This is an R Markdown Notebook. When you execute code within the notebook, the results appear beneath the code.

Try executing this chunk by clicking the Run button within the chunk or by placing your cursor inside it and pressing Ctrl+Shift+Enter.

#Estadistica Descriptiva

#Alexander Sailema

#20/11/2025
library(gt)
library(dplyr)
#Cargar Datos

datos <- read.csv("C:/Users/Alexander/Downloads/soil_pollution_diseases (2).csv", sep=",", dec=".")

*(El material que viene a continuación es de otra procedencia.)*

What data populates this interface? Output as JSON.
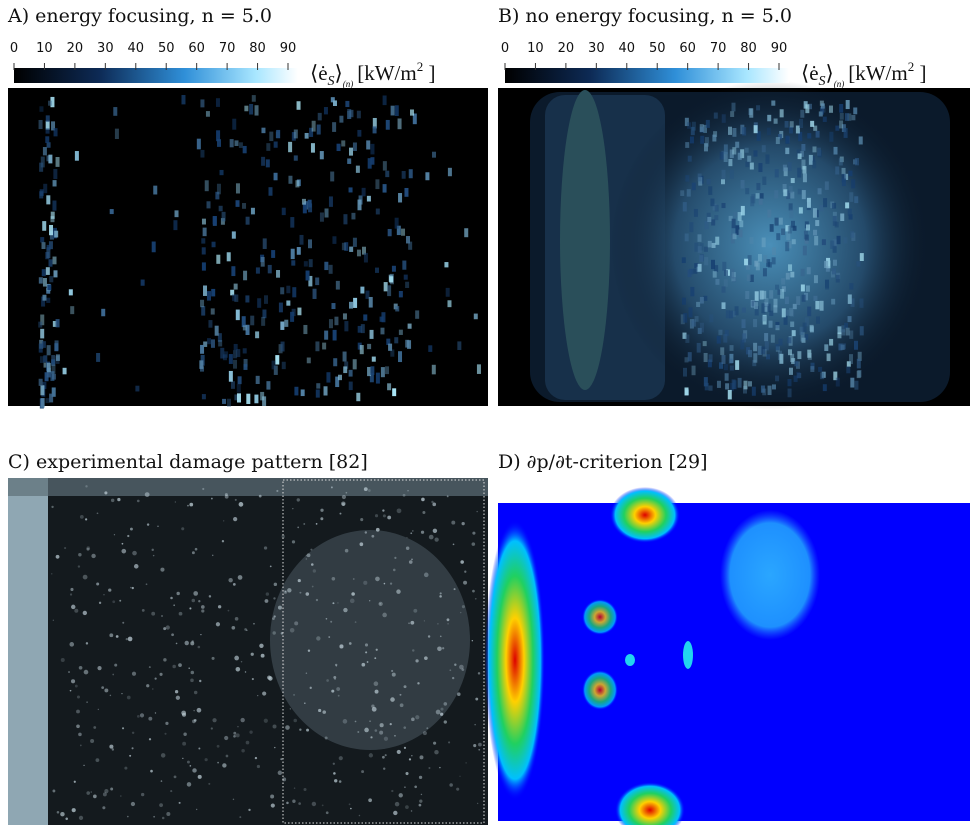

#Extracción Variable Cuantitativa Continua


Materia_Organica_S<- datos$Soil_Organic_Matter_.

#Manualmente
k<-1+(3.3*log10(3000))
k<-floor(k)
min<-min(Materia_Organica_S)
max<-max(Materia_Organica_S)
R<- max-min
A<-R/k
Li<-round(seq(from=min, to=max-A, by=A),4)
Ls<-round(seq(from=min+A, to=max, by=A), 4)
MC<-round((Li+Ls)/2,2)
ni <- numeric(length(Li))
for (i in 1:length(Li)) {
  ni[i] <- sum(Materia_Organica_S>= Li[i] & Materia_Organica_S < Ls[i]) 
}
ni[length(Li)] <- sum(Materia_Organica_S >= Li[length(Li)] & Materia_Organica_S <= max)
sum(ni)
## [1] 3000
hi <- ni/sum(ni)*100

sum(hi)
## [1] 100
Niasc<-cumsum(ni)
Nidsc<-rev(cumsum(rev(ni)))
Hiasc<-round(cumsum(hi))
Hidsc<-round(rev(cumsum(rev(hi))))

TDFMateria_Organica_S <-data.frame(Li, Ls, MC, ni, hi, Niasc, Nidsc, Hiasc, Hidsc)

total_ni<-sum(ni)
total_hi<-100

TDFMateria_Organica_SCompleto<-rbind(
  TDFMateria_Organica_S,
  data.frame(Li=" Total", Ls=" ", MC=" ",
             ni=total_ni, hi=total_hi, Niasc=" ", Nidsc=" ", 
             Hiasc=" ", Hidsc=" ")
)

#Formato tabla

#Tabla

library(gt)
library(dplyr)

# Redondeo opcional
TDFMateria_Organica_S$hi <- round(TDFMateria_Organica_S$hi, 2)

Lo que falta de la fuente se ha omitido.